Cala en Bosch, also known as Cala'n Bosch or Cala en Bosc, is a beach, marina, hotel, and apartment resort located on the southwest coast of Menorca, one of the Balearic Islands in Spain. It is situated approximately 9 kilometres (5.6 mi) south of the town of Ciutadella de Menorca. The area is bordered by the neighborhoods of Son Xoriguer to the east and Cap d'Artrutx, which is the southwestern point of the island and home to the prominent Lighthouse of Artrutx. Cala en Bosch offers scuba diving facilities, making it an attractive destination for underwater enthusiasts.

Described as an area "edged by a shoreline of jagged rocks, several coves, and an inlet to a marina in an artificial lake," Cala en Bosch boasts natural surroundings. Visitors can enjoy the coastline, with its rocky formations and hidden coves.

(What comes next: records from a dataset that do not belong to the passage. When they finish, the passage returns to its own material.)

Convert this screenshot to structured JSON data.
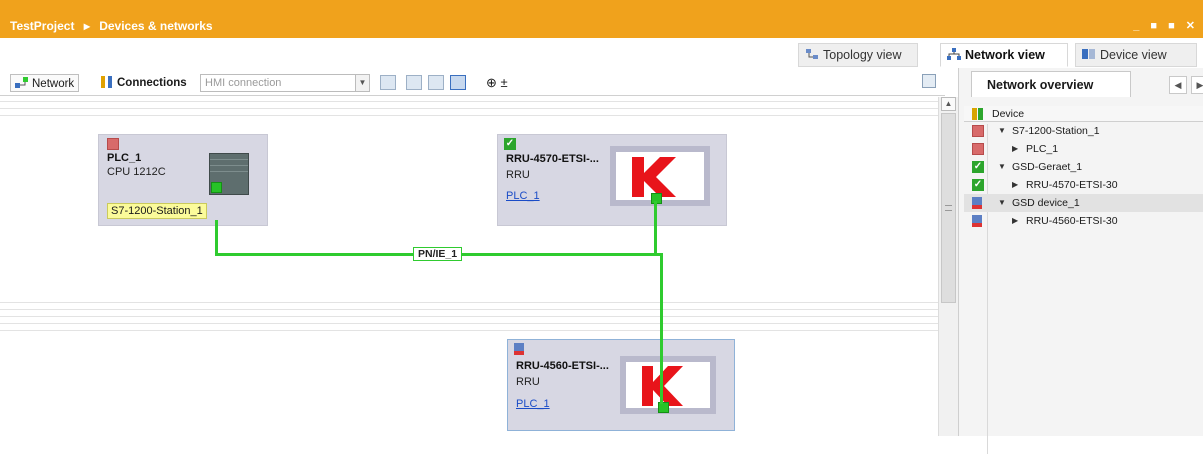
{
  "titlebar": {
    "project": "TestProject",
    "separator": "▸",
    "section": "Devices & networks",
    "controls": "_ ■ ■ ✕"
  },
  "view_tabs": {
    "topology": "Topology view",
    "network": "Network view",
    "device": "Device view"
  },
  "toolbar": {
    "network_btn": "Network",
    "connections_btn": "Connections",
    "hmi_select": "HMI connection",
    "zoom": "⊕ ±"
  },
  "devices": {
    "plc": {
      "name": "PLC_1",
      "sub": "CPU 1212C",
      "station": "S7-1200-Station_1"
    },
    "rru4570": {
      "name": "RRU-4570-ETSI-...",
      "sub": "RRU",
      "link": "PLC_1"
    },
    "rru4560": {
      "name": "RRU-4560-ETSI-...",
      "sub": "RRU",
      "link": "PLC_1"
    }
  },
  "network": {
    "label": "PN/IE_1",
    "color": "#2fcb2f"
  },
  "overview": {
    "tab": "Network overview",
    "header": "Device",
    "rows": [
      {
        "label": "S7-1200-Station_1",
        "level": 0,
        "icon": "error-icon"
      },
      {
        "label": "PLC_1",
        "level": 1,
        "icon": "error-icon"
      },
      {
        "label": "GSD-Geraet_1",
        "level": 0,
        "icon": "ok-icon"
      },
      {
        "label": "RRU-4570-ETSI-30",
        "level": 1,
        "icon": "ok-icon"
      },
      {
        "label": "GSD device_1",
        "level": 0,
        "icon": "gsd-icon"
      },
      {
        "label": "RRU-4560-ETSI-30",
        "level": 1,
        "icon": "gsd-icon"
      }
    ]
  },
  "colors": {
    "titlebar": "#f0a21c",
    "device_bg": "#d7d7e3",
    "link": "#1a4cc7",
    "brand_k": "#e8141a"
  }
}
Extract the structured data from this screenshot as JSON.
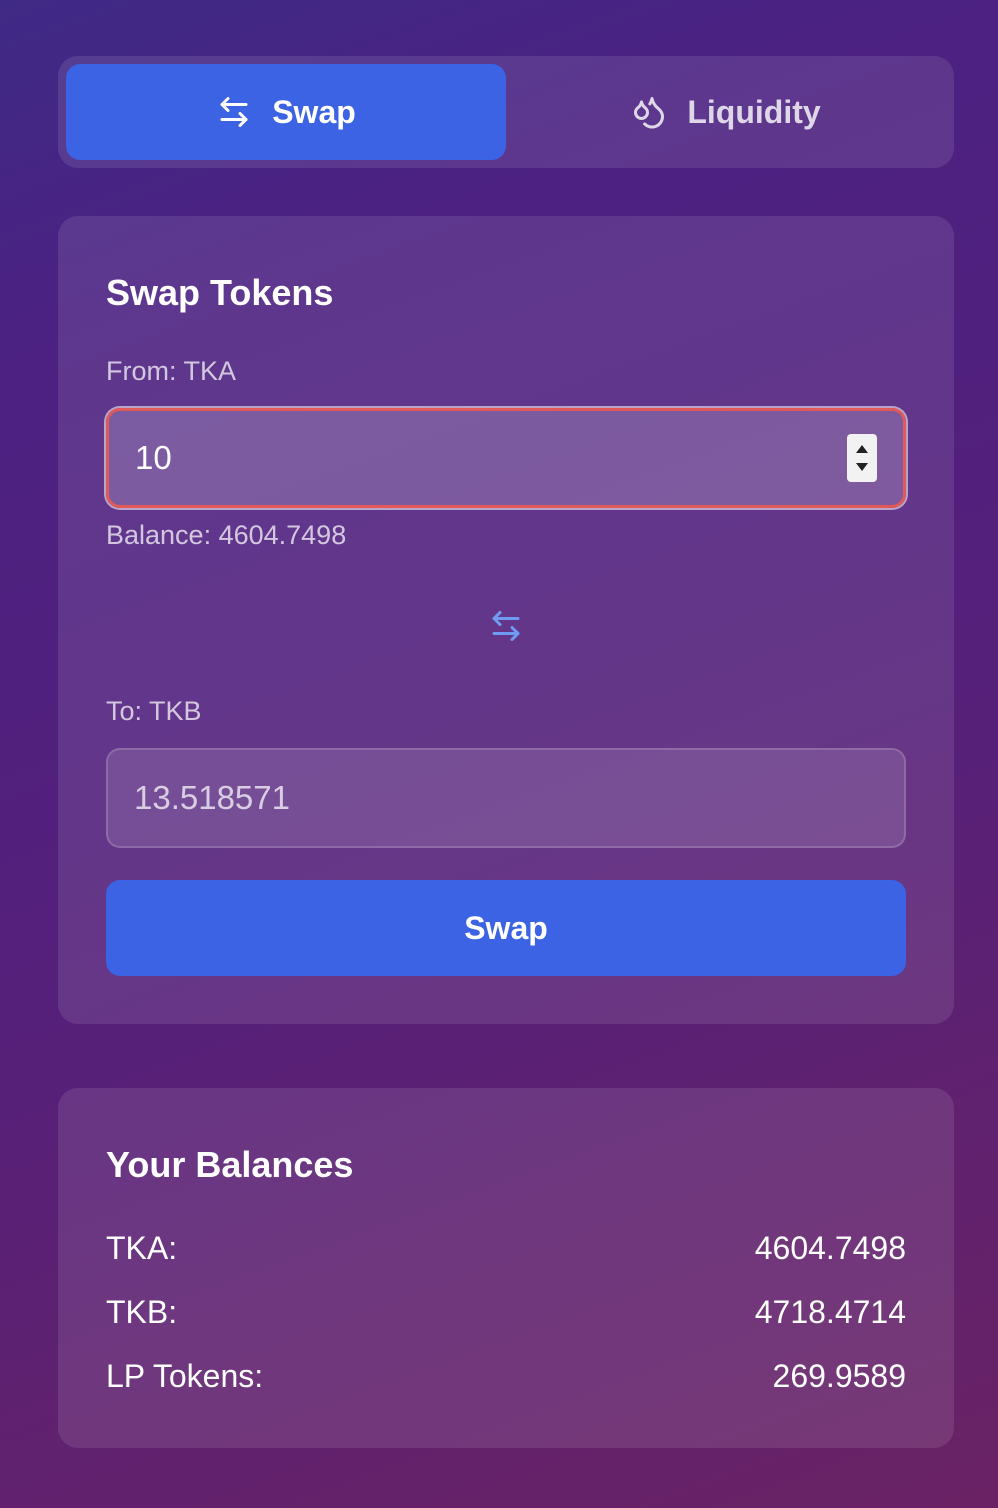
{
  "tabs": [
    {
      "label": "Swap",
      "icon": "swap-arrows-icon",
      "active": true
    },
    {
      "label": "Liquidity",
      "icon": "droplets-icon",
      "active": false
    }
  ],
  "swap_card": {
    "title": "Swap Tokens",
    "from_label": "From: TKA",
    "from_value": "10",
    "balance_text": "Balance: 4604.7498",
    "to_label": "To: TKB",
    "to_value": "13.518571",
    "button_label": "Swap"
  },
  "balances_card": {
    "title": "Your Balances",
    "rows": [
      {
        "label": "TKA:",
        "value": "4604.7498"
      },
      {
        "label": "TKB:",
        "value": "4718.4714"
      },
      {
        "label": "LP Tokens:",
        "value": "269.9589"
      }
    ]
  },
  "colors": {
    "accent": "#3b63e3",
    "focus_border": "#e05a5a",
    "swap_icon": "#6f9bf2"
  }
}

Tourism in Cala en Bosch experienced significant growth in the 1980s, particularly driven by British visitors. The area witnessed a surge in the development of timeshare and self-catering apartments, catering to the preferences of vacationers seeking a home-away-from-home experience. Today, the town primarily consists of apartments and hotels, offering a range of accommodations to suit different budgets and preferences. The main center of activity and services can be found in the nearby town of Ciutadella de Menorca, located to the north of Cala en Bosch.